First, just imagine we have one sample covering each of the five channels. This is called an audio frame for that sample. The frame looks like this:
[channel0][channel1][channel2][channel3][channel4]
The width of a sample in one channel is called byterate
in your code, but I don't like that name. I'm going to call it bytes_per_sample
instead. You can easily see the width of the entire frame is this:
int bytes_per_frame = bytes_per_sample * channel_count;
It should be equally obvious that to find the starting offset for channel c
within a single frame, you multiply as follows:
int sample_offset_in_frame = bytes_per_sample * c;
That's just about all you need! The last bit is your z
loop which covers each byte in a single sample for one channel. I don't know what z
is supposed to represent, apart from being a random single-letter identifier you chose, but hey let's just keep it.

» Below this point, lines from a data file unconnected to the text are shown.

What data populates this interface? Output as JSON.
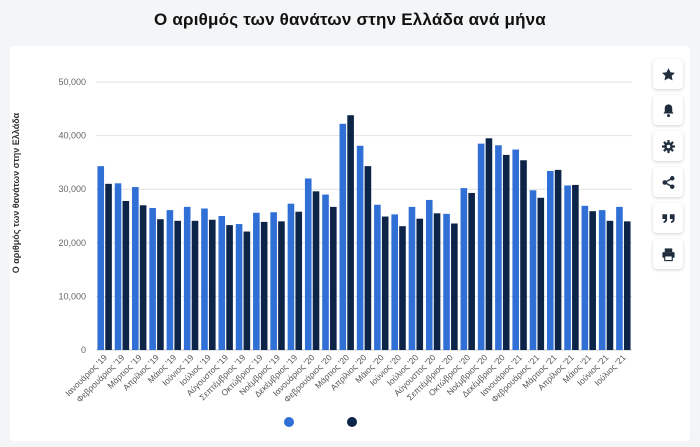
{
  "title": "Ο αριθμός των θανάτων στην Ελλάδα ανά μήνα",
  "toolbar": [
    {
      "name": "favorite",
      "icon": "star-icon"
    },
    {
      "name": "notify",
      "icon": "bell-icon"
    },
    {
      "name": "settings",
      "icon": "gear-icon"
    },
    {
      "name": "share",
      "icon": "share-icon"
    },
    {
      "name": "cite",
      "icon": "quote-icon"
    },
    {
      "name": "print",
      "icon": "printer-icon"
    }
  ],
  "colors": {
    "series1": "#2f6fd6",
    "series2": "#0b2447",
    "grid": "#e2e2e2"
  },
  "chart_data": {
    "type": "bar",
    "title": "Ο αριθμός των θανάτων στην Ελλάδα ανά μήνα",
    "xlabel": "",
    "ylabel": "Ο αριθμός των θανάτων στην Ελλάδα",
    "ylim": [
      0,
      50000
    ],
    "yticks": [
      "0",
      "10,000",
      "20,000",
      "30,000",
      "40,000",
      "50,000"
    ],
    "grid": true,
    "legend": "bottom",
    "categories": [
      "Ιανουάριος '19",
      "Φεβρουάριος '19",
      "Μάρτιος '19",
      "Απρίλιος '19",
      "Μάιος '19",
      "Ιούνιος '19",
      "Ιούλιος '19",
      "Αύγουστος '19",
      "Σεπτέμβριος '19",
      "Οκτώβριος '19",
      "Νοέμβριος '19",
      "Δεκέμβριος '19",
      "Ιανουάριος '20",
      "Φεβρουάριος '20",
      "Μάρτιος '20",
      "Απρίλιος '20",
      "Μάιος '20",
      "Ιούνιος '20",
      "Ιούλιος '20",
      "Αύγουστος '20",
      "Σεπτέμβριος '20",
      "Οκτώβριος '20",
      "Νοέμβριος '20",
      "Δεκέμβριος '20",
      "Ιανουάριος '21",
      "Φεβρουάριος '21",
      "Μάρτιος '21",
      "Απρίλιος '21",
      "Μάιος '21",
      "Ιούνιος '21",
      "Ιούλιος '21"
    ],
    "series": [
      {
        "values": [
          34300,
          31100,
          30400,
          26500,
          26100,
          26700,
          26400,
          25000,
          23500,
          25600,
          25700,
          27300,
          32000,
          29000,
          42200,
          38100,
          27100,
          25300,
          26700,
          28000,
          25400,
          30200,
          38500,
          38200,
          37400,
          29800,
          33400,
          30700,
          26900,
          26100,
          26700
        ]
      },
      {
        "values": [
          31000,
          27800,
          27000,
          24400,
          24100,
          24100,
          24300,
          23300,
          22100,
          23900,
          24000,
          25800,
          29600,
          26700,
          43800,
          34300,
          24900,
          23100,
          24500,
          25500,
          23600,
          29300,
          39500,
          36400,
          35400,
          28400,
          33600,
          30800,
          25900,
          24100,
          24000
        ]
      }
    ]
  }
}
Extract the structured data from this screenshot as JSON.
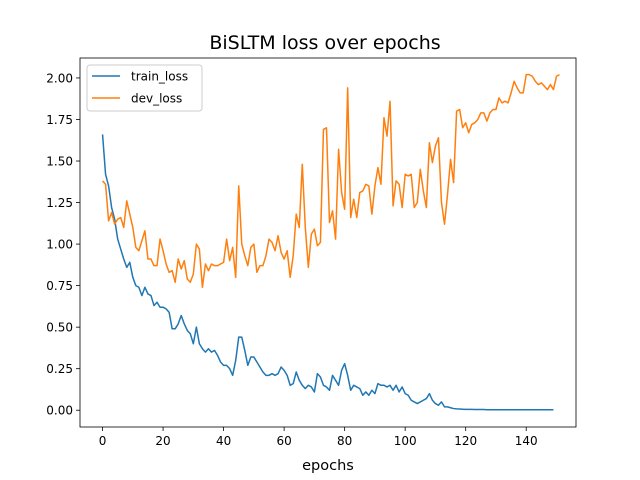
{
  "chart_data": {
    "type": "line",
    "title": "BiSLTM loss over epochs",
    "xlabel": "epochs",
    "ylabel": "",
    "xlim": [
      -7.45,
      156.45
    ],
    "ylim": [
      -0.101,
      2.12
    ],
    "xticks": [
      0,
      20,
      40,
      60,
      80,
      100,
      120,
      140
    ],
    "xtick_labels": [
      "0",
      "20",
      "40",
      "60",
      "80",
      "100",
      "120",
      "140"
    ],
    "yticks": [
      0.0,
      0.25,
      0.5,
      0.75,
      1.0,
      1.25,
      1.5,
      1.75,
      2.0
    ],
    "ytick_labels": [
      "0.00",
      "0.25",
      "0.50",
      "0.75",
      "1.00",
      "1.25",
      "1.50",
      "1.75",
      "2.00"
    ],
    "grid": false,
    "legend_position": "top-left",
    "series": [
      {
        "name": "train_loss",
        "color": "#1f77b4",
        "values": [
          1.66,
          1.42,
          1.35,
          1.22,
          1.15,
          1.03,
          0.97,
          0.91,
          0.86,
          0.89,
          0.8,
          0.75,
          0.74,
          0.69,
          0.74,
          0.7,
          0.69,
          0.63,
          0.65,
          0.62,
          0.62,
          0.61,
          0.59,
          0.49,
          0.49,
          0.52,
          0.57,
          0.52,
          0.48,
          0.46,
          0.4,
          0.5,
          0.4,
          0.37,
          0.35,
          0.37,
          0.35,
          0.36,
          0.33,
          0.29,
          0.27,
          0.27,
          0.25,
          0.21,
          0.3,
          0.44,
          0.44,
          0.36,
          0.27,
          0.32,
          0.32,
          0.29,
          0.26,
          0.23,
          0.21,
          0.21,
          0.22,
          0.21,
          0.22,
          0.26,
          0.24,
          0.21,
          0.15,
          0.16,
          0.23,
          0.18,
          0.15,
          0.13,
          0.15,
          0.14,
          0.11,
          0.22,
          0.2,
          0.15,
          0.14,
          0.12,
          0.21,
          0.18,
          0.15,
          0.24,
          0.28,
          0.21,
          0.12,
          0.15,
          0.14,
          0.13,
          0.09,
          0.11,
          0.09,
          0.12,
          0.1,
          0.16,
          0.15,
          0.15,
          0.14,
          0.15,
          0.12,
          0.15,
          0.11,
          0.14,
          0.1,
          0.09,
          0.06,
          0.05,
          0.04,
          0.05,
          0.06,
          0.07,
          0.1,
          0.06,
          0.04,
          0.03,
          0.05,
          0.02,
          0.02,
          0.015,
          0.01,
          0.008,
          0.007,
          0.006,
          0.005,
          0.005,
          0.005,
          0.004,
          0.004,
          0.004,
          0.004,
          0.003,
          0.003,
          0.003,
          0.003,
          0.003,
          0.003,
          0.003,
          0.003,
          0.003,
          0.003,
          0.003,
          0.003,
          0.003,
          0.003,
          0.003,
          0.003,
          0.003,
          0.003,
          0.003,
          0.003,
          0.003,
          0.003,
          0.003
        ]
      },
      {
        "name": "dev_loss",
        "color": "#ff7f0e",
        "values": [
          1.38,
          1.36,
          1.14,
          1.19,
          1.12,
          1.15,
          1.16,
          1.1,
          1.26,
          1.18,
          1.1,
          0.98,
          0.96,
          1.02,
          1.08,
          0.91,
          0.91,
          0.87,
          0.87,
          1.03,
          0.96,
          0.88,
          0.83,
          0.84,
          0.77,
          0.91,
          0.85,
          0.9,
          0.79,
          0.77,
          0.82,
          1.0,
          0.97,
          0.74,
          0.88,
          0.84,
          0.88,
          0.87,
          0.87,
          0.88,
          0.89,
          1.03,
          0.9,
          0.98,
          0.8,
          1.35,
          1.0,
          0.93,
          0.87,
          0.98,
          1.0,
          0.83,
          0.87,
          0.87,
          0.93,
          1.03,
          1.01,
          0.96,
          1.05,
          0.95,
          0.91,
          0.96,
          0.8,
          0.93,
          1.18,
          1.1,
          1.48,
          1.1,
          0.86,
          1.06,
          1.09,
          0.99,
          1.01,
          1.69,
          1.7,
          1.13,
          1.2,
          1.03,
          1.57,
          1.31,
          1.21,
          1.94,
          1.16,
          1.27,
          1.16,
          1.31,
          1.32,
          1.36,
          1.35,
          1.18,
          1.35,
          1.46,
          1.36,
          1.76,
          1.65,
          1.86,
          1.23,
          1.38,
          1.36,
          1.22,
          1.42,
          1.41,
          1.42,
          1.22,
          1.25,
          1.45,
          1.32,
          1.22,
          1.61,
          1.49,
          1.59,
          1.64,
          1.25,
          1.12,
          1.3,
          1.51,
          1.37,
          1.8,
          1.81,
          1.7,
          1.73,
          1.67,
          1.72,
          1.73,
          1.75,
          1.79,
          1.79,
          1.74,
          1.79,
          1.81,
          1.81,
          1.88,
          1.85,
          1.86,
          1.85,
          1.91,
          1.98,
          1.94,
          1.91,
          1.91,
          2.02,
          2.02,
          2.01,
          1.98,
          1.96,
          1.97,
          1.95,
          1.93,
          1.96,
          1.93,
          2.01,
          2.02
        ]
      }
    ]
  }
}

Putting all this together, you get the absolute offset of sample s
in channel c
and then you copy individual bytes out of it:
int sample_offset = bytes_per_frame * s + bytes_per_sample * c;
for (int z = 0; z < bytes_per_sample; ++z) {
audio.push_back(audio_ptr[sample_offset + z]);
}
This does actually assume you're looping over the number of samples, not the number of bytes in your channel. So let's show all the loops for completion sake:
const int bytes_per_sample = bitrate / 8;
const int bytes_per_frame = bytes_per_sample * channel_count;
const int num_samples = audio_size / bytes_per_frame;
for (int c = 0; c < channel_count; ++c)
{
int sample_offset = bytes_per_sample * c;
for (int s = 0; s < num_samples; ++s)
{
for (int z = 0; z < bytes_per_sample; ++z)
{
audio.push_back(audio_ptr[sample_offset + z]);
}
// Skip to next frame
sample_offset += bytes_per_frame;
}
}
You'll see here that I split the math up so that it's doing less multiplications in the loops. This is mostly for readability, but might also help a compiler understand what's happening when it tries to optimize. Concerns over optimization are secondary (and in your case, there are much more expensive worries going on with those vectors and the map)..
The most important thing is you have readable code with reasonable variable names that makes logical sense.